A team from KU’s computer science and engineering department is tops at an international artificial intelligence (AI) question answering challenge, beating Google
Professor Jaewoo Kang’s research team develops an AI question answering (QA) model for the biomedical domain
BioBERT, an AI model pre-trained on 18 million biomedical articles
The team’s BioBERT article published in Bioinformatics, the world’s leading journal in bioinformatics
▲ PhD student Wonjin Yoon (Korea University), Professor Georgios Paliouras (BioASQ organizer),
and graduate student Minbyul Jeong (Korea University),
from left to right, pose for a commemorative photo at the BioASQ Awards.
A research team of the KU Computer Science and Engineering Department (President Jin Taek Chung) won the BioASQ challenge, an international competition for AI models that answer biomedical questions, defeating the Google team and last year’s winner, the Fudan University team. The five-member KU team consists of graduate students Wonjin Yoon, Jinhyuk Lee, Donghyeon Kim, and Minbyul Jeong and their supervisor, Professor Jaewoo Kang.
Celebrating its 7th anniversary this year, the BioASQ challenge is the oldest annual competitive event for biomedical QA systems and is sponsored by Google, the U.S. National Institutes of Health (NIH) and the European Union (EU). The BioASQ 7b Phase B challenge, in which the team participated, consists of questions to which answers can be found in a given article.
For example, in the challenge, an article about colon cancer is provided and the team is asked, "What are the gene mutations involved in the recurrence of colon cancer?" Results are evaluated using the correct answer predetermined by experts and are announced via a review by the experts.
The KU team’s success was thanks to the AI model BioBERT, which is an extension for the biomedical domain of the deep learning-based Bidirectional Encoder Representations from Transformers (BERT) model, developed through a collaboration between Professor Kang’s team (jointly led by Dr. Jinhyuk Lee and PhD student Wonjin Yoon) and Naver Corp.’s Clova AI Research team (Researcher Sungdong Kim)
The BioBERT model is designed to understand the meaning of words in the context of a sentence. Pre-training on 18 million biomedical articles is performed for the model to acquire contextual information of the words necessary to understand articles requiring domain-specific knowledge. Based on such information, the model finds answers to biomedical questions in a given paper.
The BioBERT paper was officially published in Bioinformatics, the world’s most prestigious journal in bioinformatics, in August. Since its initial internet publication in late January, the article has been cited more than 40 times, a very unusual record of citations for an article before official publication. It is also drawing extensive attention from academics and others, being cited by the world’s leaders in AI research such as Google, Carnegie Mellon University (CMU), and AllenAI.

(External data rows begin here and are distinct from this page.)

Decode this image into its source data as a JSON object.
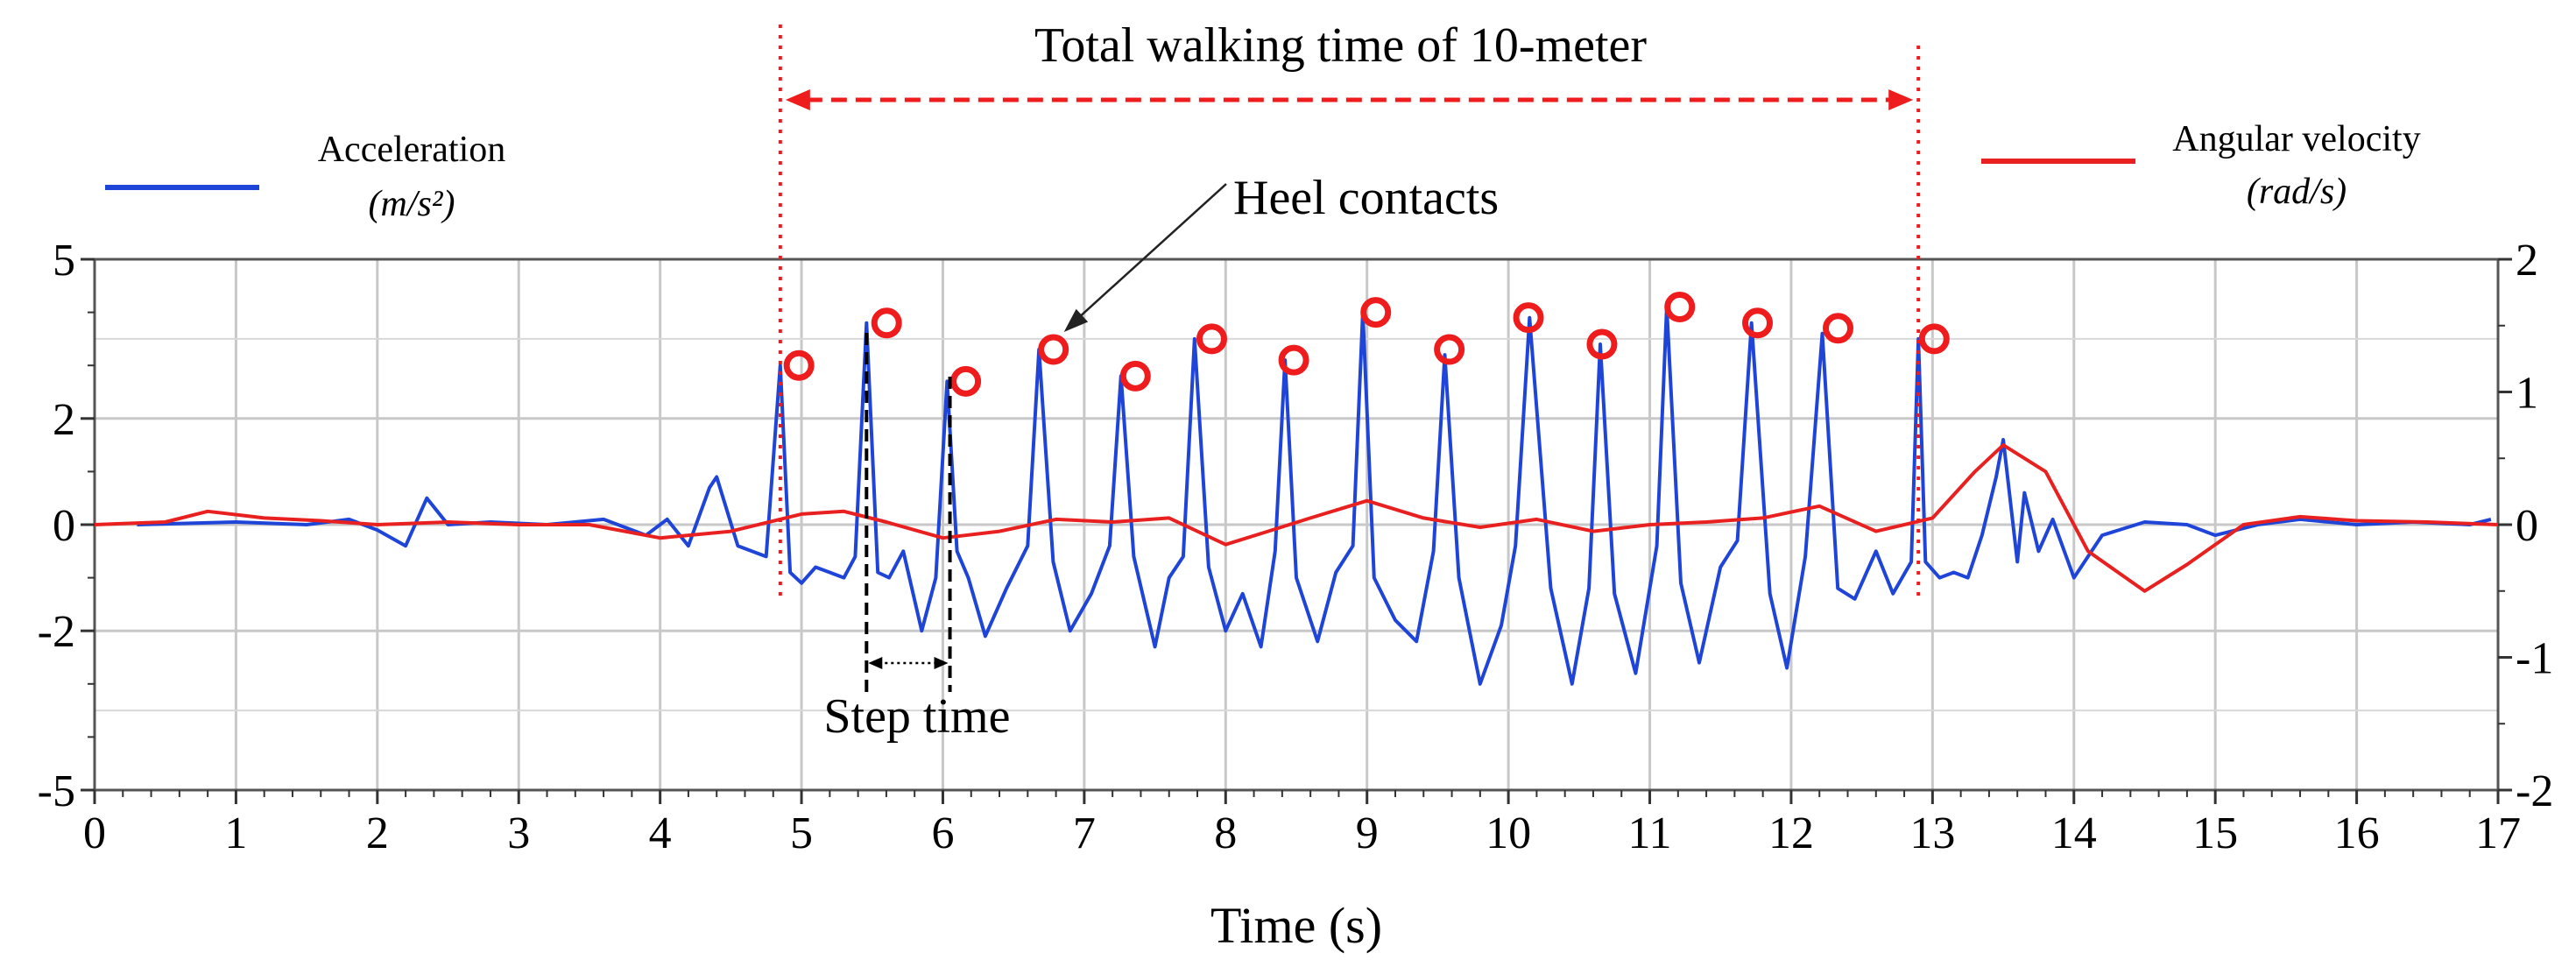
{
  "chart_data": {
    "type": "line",
    "title": "Total walking time of 10-meter",
    "xlabel": "Time (s)",
    "x_ticks": [
      "0",
      "1",
      "2",
      "3",
      "4",
      "5",
      "6",
      "7",
      "8",
      "9",
      "10",
      "11",
      "12",
      "13",
      "14",
      "15",
      "16",
      "17"
    ],
    "xlim": [
      0,
      17
    ],
    "y_left": {
      "label_line1": "Acceleration",
      "label_line2": "(m/s²)",
      "ticks": [
        "5",
        "2",
        "0",
        "-2",
        "-5"
      ],
      "range": [
        -5,
        5
      ]
    },
    "y_right": {
      "label_line1": "Angular velocity",
      "label_line2": "(rad/s)",
      "ticks": [
        "2",
        "1",
        "0",
        "-1",
        "-2"
      ],
      "range": [
        -2,
        2
      ]
    },
    "grid": true,
    "legend": [
      {
        "name": "Acceleration (m/s²)",
        "color": "#1f45d8"
      },
      {
        "name": "Angular velocity (rad/s)",
        "color": "#e8201f"
      }
    ],
    "series": [
      {
        "name": "Acceleration",
        "axis": "left",
        "color": "#1f45d8",
        "x": [
          0.3,
          1.0,
          1.5,
          1.8,
          2.0,
          2.2,
          2.35,
          2.5,
          2.8,
          3.2,
          3.6,
          3.9,
          4.05,
          4.2,
          4.35,
          4.4,
          4.55,
          4.75,
          4.85,
          4.92,
          5.0,
          5.1,
          5.2,
          5.3,
          5.38,
          5.46,
          5.54,
          5.62,
          5.72,
          5.85,
          5.95,
          6.03,
          6.1,
          6.18,
          6.3,
          6.45,
          6.6,
          6.68,
          6.78,
          6.9,
          7.05,
          7.18,
          7.26,
          7.35,
          7.5,
          7.6,
          7.7,
          7.78,
          7.88,
          8.0,
          8.12,
          8.25,
          8.35,
          8.42,
          8.5,
          8.65,
          8.78,
          8.9,
          8.97,
          9.05,
          9.2,
          9.35,
          9.47,
          9.55,
          9.65,
          9.8,
          9.95,
          10.05,
          10.15,
          10.3,
          10.45,
          10.57,
          10.65,
          10.75,
          10.9,
          11.05,
          11.12,
          11.22,
          11.35,
          11.5,
          11.62,
          11.72,
          11.85,
          11.97,
          12.1,
          12.22,
          12.33,
          12.45,
          12.6,
          12.72,
          12.85,
          12.9,
          12.95,
          13.05,
          13.15,
          13.25,
          13.35,
          13.45,
          13.5,
          13.6,
          13.65,
          13.75,
          13.85,
          14.0,
          14.2,
          14.5,
          14.8,
          15.0,
          15.3,
          15.6,
          16.0,
          16.4,
          16.8,
          16.95
        ],
        "y": [
          0,
          0.05,
          0,
          0.1,
          -0.1,
          -0.4,
          0.5,
          0,
          0.05,
          0,
          0.1,
          -0.2,
          0.1,
          -0.4,
          0.7,
          0.9,
          -0.4,
          -0.6,
          3.0,
          -0.9,
          -1.1,
          -0.8,
          -0.9,
          -1.0,
          -0.6,
          3.8,
          -0.9,
          -1.0,
          -0.5,
          -2.0,
          -1.0,
          2.7,
          -0.5,
          -1.0,
          -2.1,
          -1.2,
          -0.4,
          3.3,
          -0.7,
          -2.0,
          -1.3,
          -0.4,
          2.8,
          -0.6,
          -2.3,
          -1.0,
          -0.6,
          3.5,
          -0.8,
          -2.0,
          -1.3,
          -2.3,
          -0.5,
          3.1,
          -1.0,
          -2.2,
          -0.9,
          -0.4,
          4.0,
          -1.0,
          -1.8,
          -2.2,
          -0.5,
          3.2,
          -1.0,
          -3.0,
          -1.9,
          -0.4,
          3.9,
          -1.2,
          -3.0,
          -1.2,
          3.4,
          -1.3,
          -2.8,
          -0.4,
          4.1,
          -1.1,
          -2.6,
          -0.8,
          -0.3,
          3.8,
          -1.3,
          -2.7,
          -0.6,
          3.6,
          -1.2,
          -1.4,
          -0.5,
          -1.3,
          -0.7,
          3.5,
          -0.7,
          -1.0,
          -0.9,
          -1.0,
          -0.2,
          0.9,
          1.6,
          -0.7,
          0.6,
          -0.5,
          0.1,
          -1.0,
          -0.2,
          0.05,
          0,
          -0.2,
          0,
          0.1,
          0,
          0.05,
          0,
          0.1
        ]
      },
      {
        "name": "Angular velocity",
        "axis": "right",
        "color": "#e8201f",
        "x": [
          0,
          0.5,
          0.8,
          1.2,
          1.6,
          2.0,
          2.5,
          3.0,
          3.5,
          4.0,
          4.5,
          5.0,
          5.3,
          5.6,
          6.0,
          6.4,
          6.8,
          7.2,
          7.6,
          8.0,
          8.3,
          8.6,
          9.0,
          9.4,
          9.8,
          10.2,
          10.6,
          11.0,
          11.4,
          11.8,
          12.2,
          12.6,
          13.0,
          13.3,
          13.5,
          13.8,
          14.1,
          14.5,
          14.8,
          15.2,
          15.6,
          16.0,
          16.5,
          17.0
        ],
        "y": [
          0,
          0.02,
          0.1,
          0.05,
          0.03,
          0,
          0.02,
          0,
          0,
          -0.1,
          -0.05,
          0.08,
          0.1,
          0.02,
          -0.1,
          -0.05,
          0.04,
          0.02,
          0.05,
          -0.15,
          -0.05,
          0.05,
          0.18,
          0.05,
          -0.02,
          0.04,
          -0.05,
          0.0,
          0.02,
          0.05,
          0.14,
          -0.05,
          0.05,
          0.4,
          0.6,
          0.4,
          -0.2,
          -0.5,
          -0.3,
          0.0,
          0.06,
          0.03,
          0.02,
          0
        ]
      }
    ],
    "markers": {
      "label": "Heel contacts",
      "points": [
        {
          "x": 4.92,
          "y": 3.0
        },
        {
          "x": 5.54,
          "y": 3.8
        },
        {
          "x": 6.1,
          "y": 2.7
        },
        {
          "x": 6.72,
          "y": 3.3
        },
        {
          "x": 7.3,
          "y": 2.8
        },
        {
          "x": 7.84,
          "y": 3.5
        },
        {
          "x": 8.42,
          "y": 3.1
        },
        {
          "x": 9.0,
          "y": 4.0
        },
        {
          "x": 9.52,
          "y": 3.3
        },
        {
          "x": 10.08,
          "y": 3.9
        },
        {
          "x": 10.6,
          "y": 3.4
        },
        {
          "x": 11.15,
          "y": 4.1
        },
        {
          "x": 11.7,
          "y": 3.8
        },
        {
          "x": 12.27,
          "y": 3.7
        },
        {
          "x": 12.95,
          "y": 3.5
        }
      ]
    },
    "annotations": {
      "total_time_label": "Total walking time of 10-meter",
      "step_time_label": "Step time",
      "total_start": 4.85,
      "total_end": 12.9,
      "step_start": 5.46,
      "step_end": 6.05
    }
  }
}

Professor Kang's research team (Wonjin Yoon, Jinhyuk Lee, Donghyeon Kim and Minbyul Jeong) participated in the BioASQ event after optimizing the model for the challenge and ranked first on all five tests, outperforming the Google team and the defending champion Fudan University team. The final results of the competition are available at http://bioasq.org/participate/seventh-challenge-winners.
This study has great implications in that it significantly improved the performance of the existing biomedical QA system by pre-training it on biomedical corpora. Expectations are high that this model can lead to the development of a clinically meaningful decision support tool.
The results of the challenge were announced at the BioASQ workshop held on September 20 in Wurzburg, Germany, garnering much attention from the wider academic community and industry, including Google and global pharmaceutical companies.